Fetch-a-Phrase

Language, linguistics and travel. A blog that tries to bring them all together.

Saturday, February 25, 2006

Burmese Daze

Burma, now renamed Myanmar, is in a sorry state. By rights it should be one of the richest countries in the region. It isn't. The military junta that has ruled it with an iron fist for the last forty odd years doesn't want to give up one iota of power. The tragedy the Burmese people have to live with is the knowledge that opposition leader and Nobel Peace Prize winner Aung San Suu Kyi legitimately won the last election and has been denied her rightful position by the thugs heading the military.
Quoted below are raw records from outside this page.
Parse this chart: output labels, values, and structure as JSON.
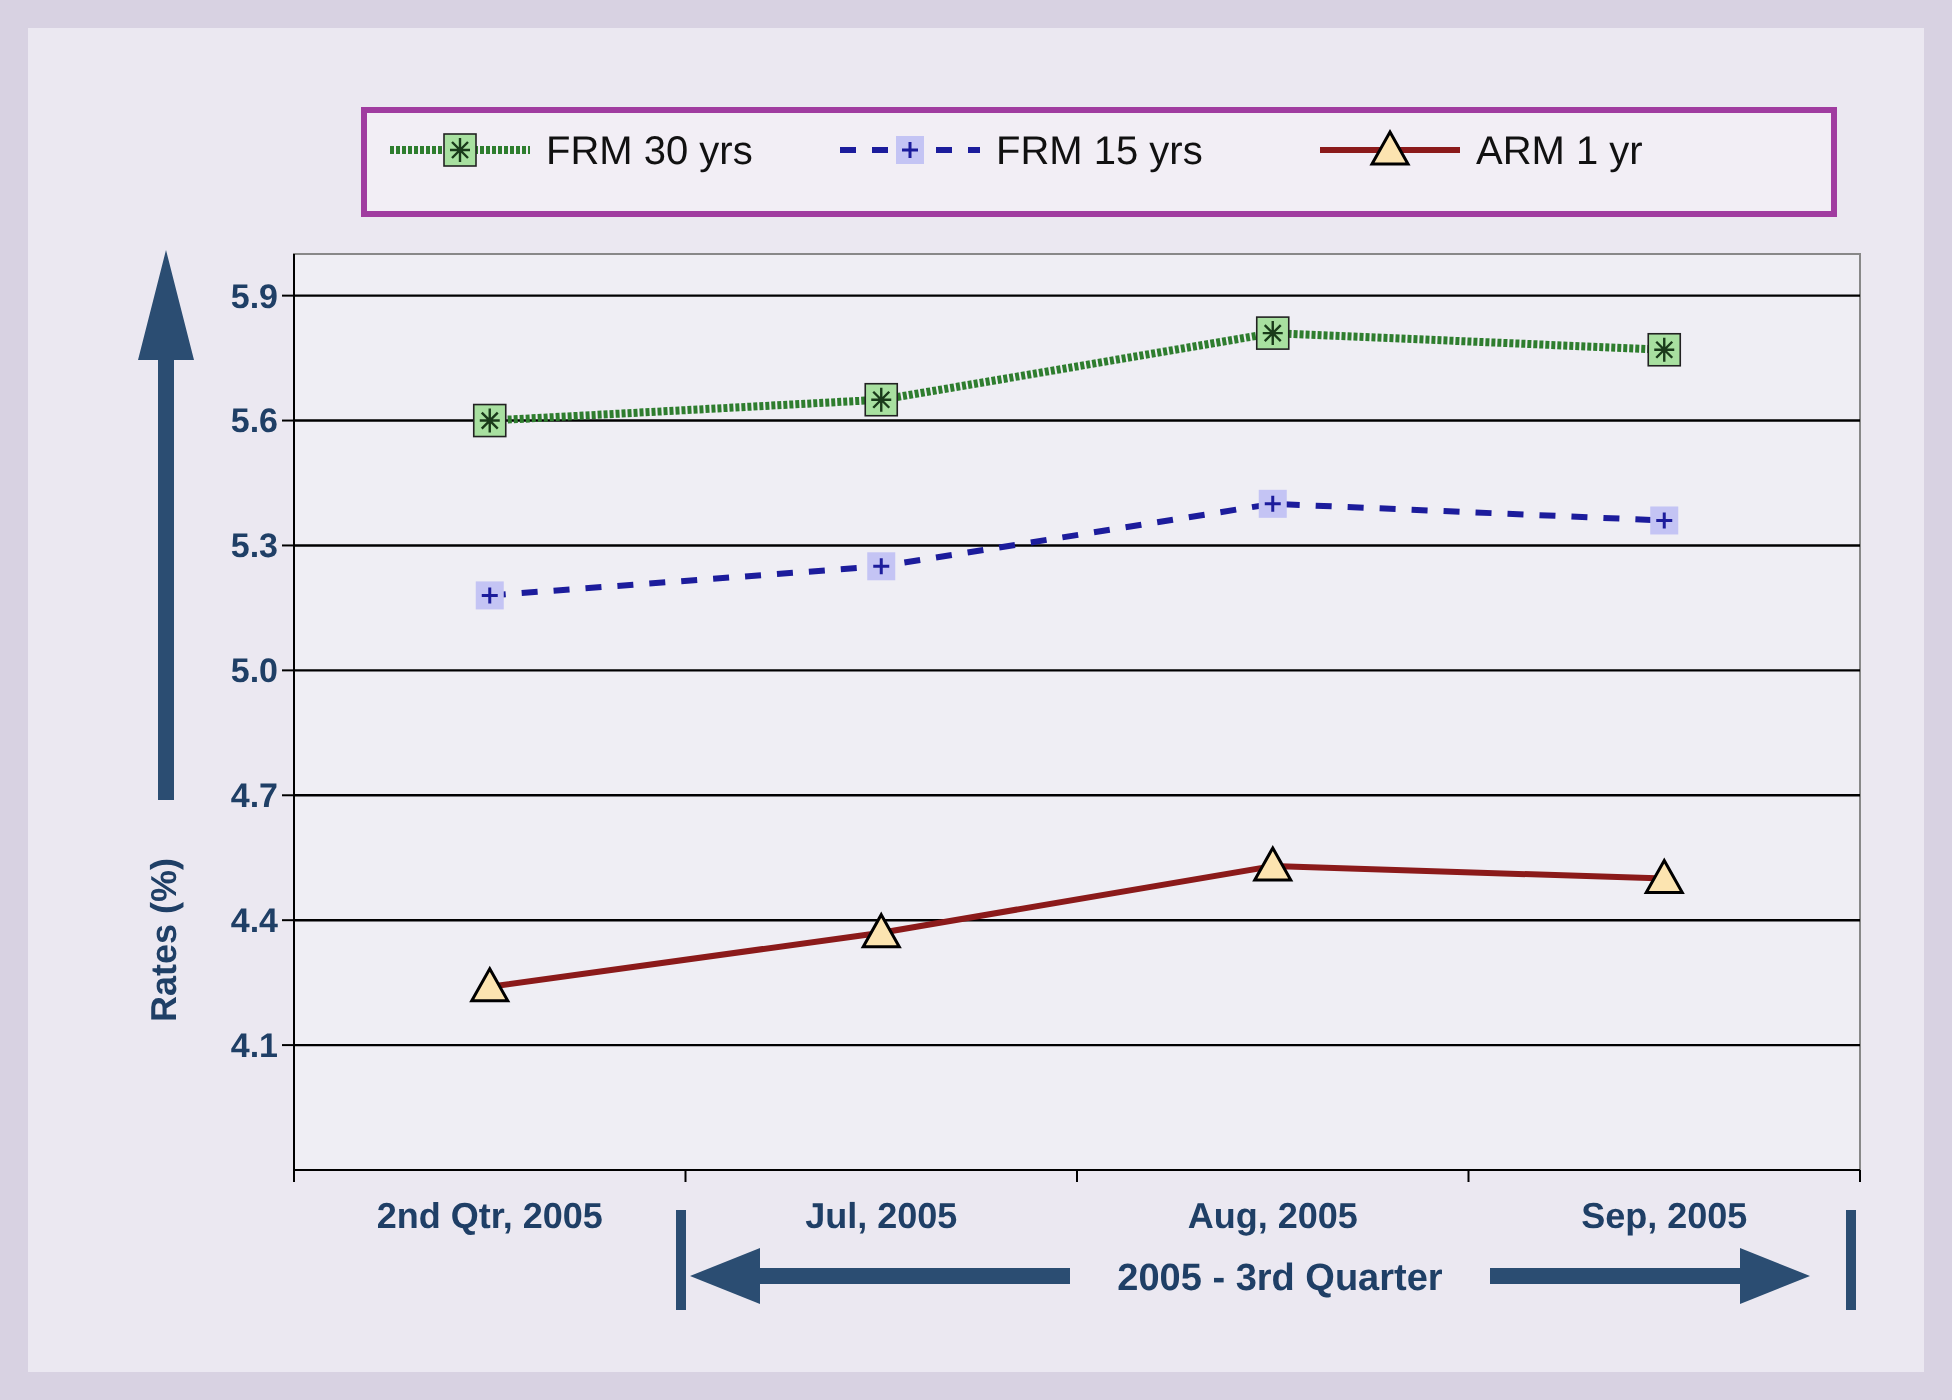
{
  "chart_data": {
    "type": "line",
    "xlabel": "2005 - 3rd Quarter",
    "ylabel": "Rates (%)",
    "categories": [
      "2nd Qtr, 2005",
      "Jul, 2005",
      "Aug, 2005",
      "Sep, 2005"
    ],
    "series": [
      {
        "name": "FRM 30 yrs",
        "color": "#2e7d2e",
        "values": [
          5.6,
          5.65,
          5.81,
          5.77
        ],
        "marker": "square",
        "line_style": "dotted"
      },
      {
        "name": "FRM 15 yrs",
        "color": "#1c1c9c",
        "values": [
          5.18,
          5.25,
          5.4,
          5.36
        ],
        "marker": "cross",
        "line_style": "dashed"
      },
      {
        "name": "ARM 1 yr",
        "color": "#8b1a1a",
        "values": [
          4.24,
          4.37,
          4.53,
          4.5
        ],
        "marker": "triangle",
        "line_style": "solid"
      }
    ],
    "ylim": [
      3.8,
      6.0
    ],
    "yticks": [
      4.1,
      4.4,
      4.7,
      {
        "value": 5,
        "label": "5.0"
      },
      5.3,
      5.6,
      5.9
    ],
    "grid": "y",
    "legend": "top"
  }
}
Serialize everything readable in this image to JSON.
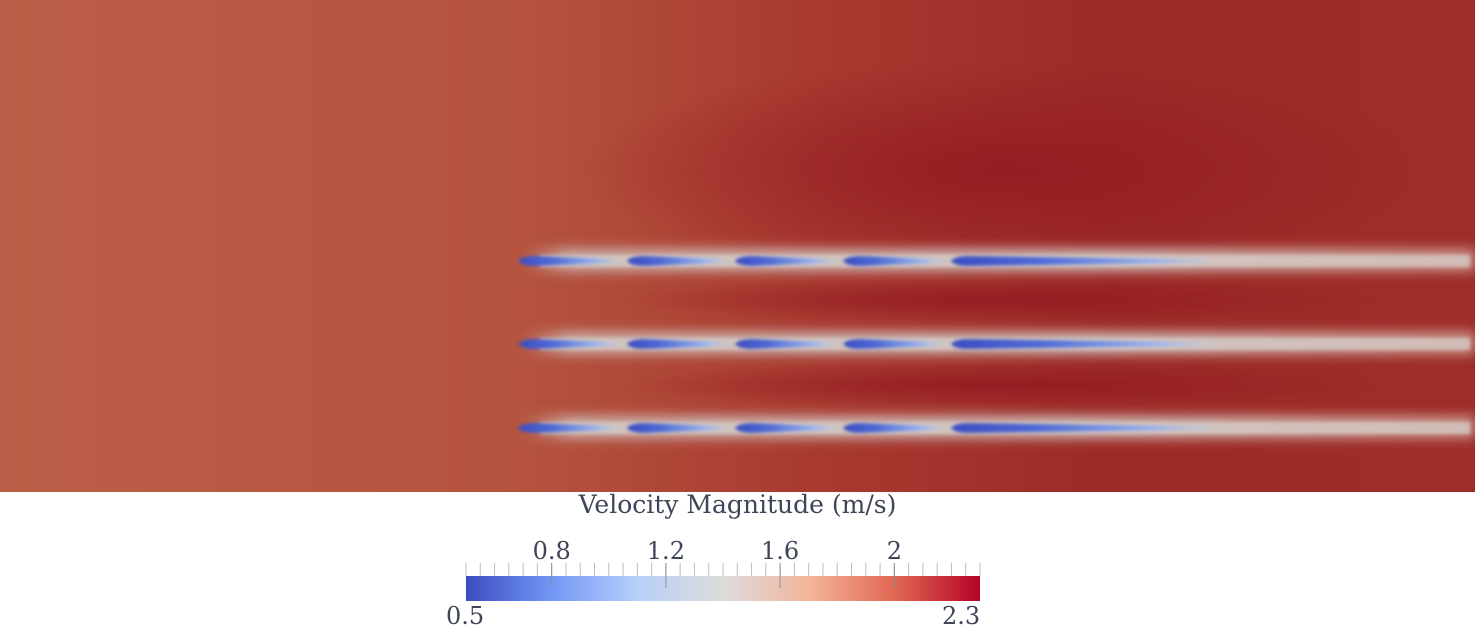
{
  "legend": {
    "title": "Velocity Magnitude (m/s)",
    "min_label": "0.5",
    "max_label": "2.3",
    "range": [
      0.5,
      2.3
    ],
    "ticks": [
      {
        "value": 0.8,
        "label": "0.8"
      },
      {
        "value": 1.2,
        "label": "1.2"
      },
      {
        "value": 1.6,
        "label": "1.6"
      },
      {
        "value": 2.0,
        "label": "2"
      }
    ],
    "colormap": [
      "#3b4cc0",
      "#7397f5",
      "#b7cff9",
      "#dddcdc",
      "#f4b59b",
      "#e16852",
      "#b40426"
    ]
  },
  "field": {
    "background_colors": [
      "#b85c45",
      "#9b2a26"
    ],
    "blade_rows": 3,
    "blades_per_row": 5
  }
}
They have her under house arrest and would have her killed if they thought they could get away with it. The Burmese people know the election was stolen from them. One day soon the ubiquitous mutterings on the street will turn into cries for justice once again; I only hope a bloodbath won't ensue.

Yeah. I was deeply touched by Burma and the Burmese people.

Burmese is not the world's easiest language. Syntactically its set up is very similar to Japanese, which is to say that damn near everything is backwards to the way we'd do it in English. Like most of the languages in the region, Burmese is tonal. Apparently tones didn't supply nearly enough difficulty, so the Burmese have seen fit to augment the pronunciation of their language through the use of short vowels, long vowels, glottal stops, final nasals, diphthongs and aspirated and unaspirated consonants. "What is an aspirated consonant?", you may well ask (let alone all those other terms). It's pretty simple; put your hand in front of your mouth and say the word "pot". When you said the "p" a slight burst of air hit your hand. This is the aspirated way of saying the "p". Now, with your hand still in front of your mouth, say "spot". When you said the "p" this time there was no burst of air. If you further examine this second "p" by saying "spot" again, you'll notice that it actually sounds more like a cross between a "b" and a "p". This is the unaspirated variety of the consonant. In Thai, Lao, Shan, Vietnamese, Khmer, Burmese and a slew of other languages this differentiation is really marked; begin a word with the wrong version of the "p" and you give that word an entirely different meaning.